Enables bi-directional merging. They never need to merge *from*
trunk. [Did I get that right? I didn't properly understand this
scenario.]
These users delete mergeinfo relating to a branch when they delete the
branch. It seems that mergeinfo is obsolete. Two of the attendees
do. [Did I get this right?]
* Verbose mode for svn commands. To help with diagnosing and reporting
bugs, could we give more detailed diagnostic output, like e.g. "ssh -vv"
does? [I think the questioner was imagining debug output at the level of
the RA commands that we issue, or similar.]
* Gnome keyring. It's flaky: to get password into it first time doesn't
always work.
[Others agree. Perhaps not Subversion's fault - it seems to be like this
with other software too.]
* Merge dry run bug: A prop conflict invokes the interactive resolver, but
shouldn't.
[This had already been fixed in trunk. It has now been proposed for
back-port.]
* Merge: can we improve user experience by having a multi-phase option?
That is, one in which svn stops after each "hard" bit (a history segment
that involves one or more conflicts, perhaps) and lets the user sort it
out (perhaps resolving and committing the result). The user can then
resume the merge from that point later. Advantages in perceived
usability: the user is involved and seeing progress and so more likely to
be sympathetic to the delays, as well as improved chance of success.
* Off-line commits - what exactly is intended?

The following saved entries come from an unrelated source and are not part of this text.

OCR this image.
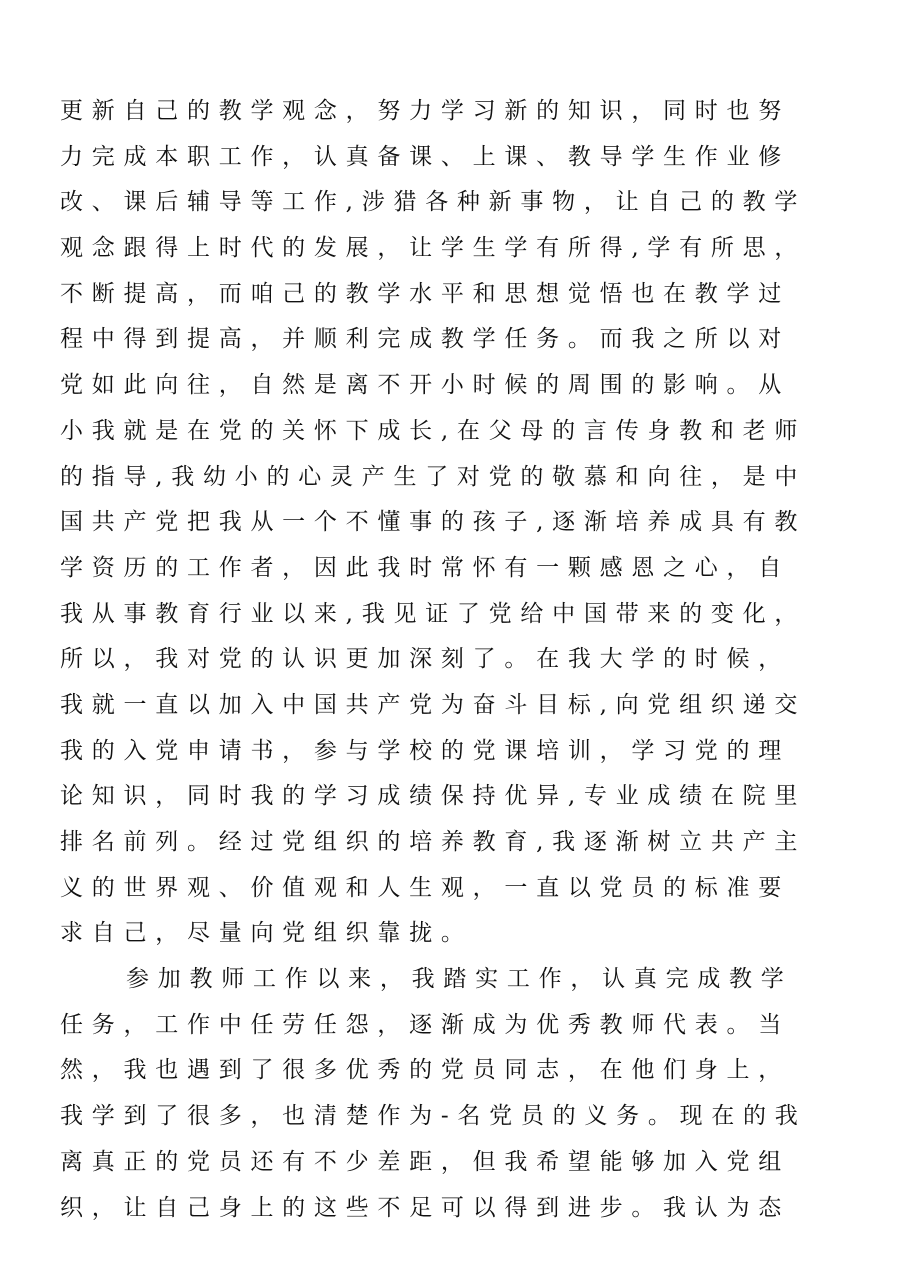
更新自己的教学观念，努力学习新的知识，同时也努
力完成本职工作，认真备课、上课、教导学生作业修
改、课后辅导等工作,涉猎各种新事物，让自己的教学
观念跟得上时代的发展，让学生学有所得,学有所思，
不断提高，而咱己的教学水平和思想觉悟也在教学过
程中得到提高，并顺利完成教学任务。而我之所以对
党如此向往，自然是离不开小时候的周围的影响。从
小我就是在党的关怀下成长,在父母的言传身教和老师
的指导,我幼小的心灵产生了对党的敬慕和向往，是中
国共产党把我从一个不懂事的孩子,逐渐培养成具有教
学资历的工作者，因此我时常怀有一颗感恩之心，自
我从事教育行业以来,我见证了党给中国带来的变化，
所以，我对党的认识更加深刻了。在我大学的时候，
我就一直以加入中国共产党为奋斗目标,向党组织递交
我的入党申请书，参与学校的党课培训，学习党的理
论知识，同时我的学习成绩保持优异,专业成绩在院里
排名前列。经过党组织的培养教育,我逐渐树立共产主
义的世界观、价值观和人生观，一直以党员的标准要
求自己，尽量向党组织靠拢。
参加教师工作以来，我踏实工作，认真完成教学
任务，工作中任劳任怨，逐渐成为优秀教师代表。当
然，我也遇到了很多优秀的党员同志，在他们身上，
我学到了很多，也清楚作为-名党员的义务。现在的我
离真正的党员还有不少差距，但我希望能够加入党组
织，让自己身上的这些不足可以得到进步。我认为态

[We indicated that the main options we're envisaging are better
described as "shelving" (putting a change aside, like a patch file, to
work on something else) and "checkpoint" (save the current state and
carry on from there).]
What about the AccuRev "Keep" command? That saves changes that are local
to this WC, but saves them in the repo. They go away when the WC is
deleted.
Why use shelving rather than another WC?
[Answer: Because some people have very big WCs.]
My users have big WCs and would love shelving. Is there currently any
better (faster) way to check out a new WC to work in?
[Answer: Copy an existing one and then run 'revert' and/or 'switch'.]
* Cancellation often doesn't work, at least not quickly. It would be good
to test it.
* We use GitSvn. It downloads a complete repo quicker than a trunk
checkout, and then have most of Git's strengths - off-line commits,
hunk-based commits, fast history access. As a user, once you've tried it
you won't want to go back to plain Svn.
* You mentioned several times that you'd like feedback from the user
community. How should we go about giving this feedback to the Subversion
team? Can we have some tracker where we can vote for issues?
[We explained about dev@ etc.]
* Would TortoiseSVN do 3-way merges? It often seems to do 2-way merges.
[Tortoise does do 3-way merges when it can, but Svn doesn't always give it
all three file-version references.]
* Could TortoiseSVN warn before upgrading a WC to 1.7? Otherwise users will
not realize their other clients need to be upgraded at the same time.
[Seems like we should, both in TortoiseSVN and command-line client.]
* The Svn warning given when a WC is too new confuses users and they ask
their admin. If it could simply read "You need a newer client" instead of
"This client is too old", that would help.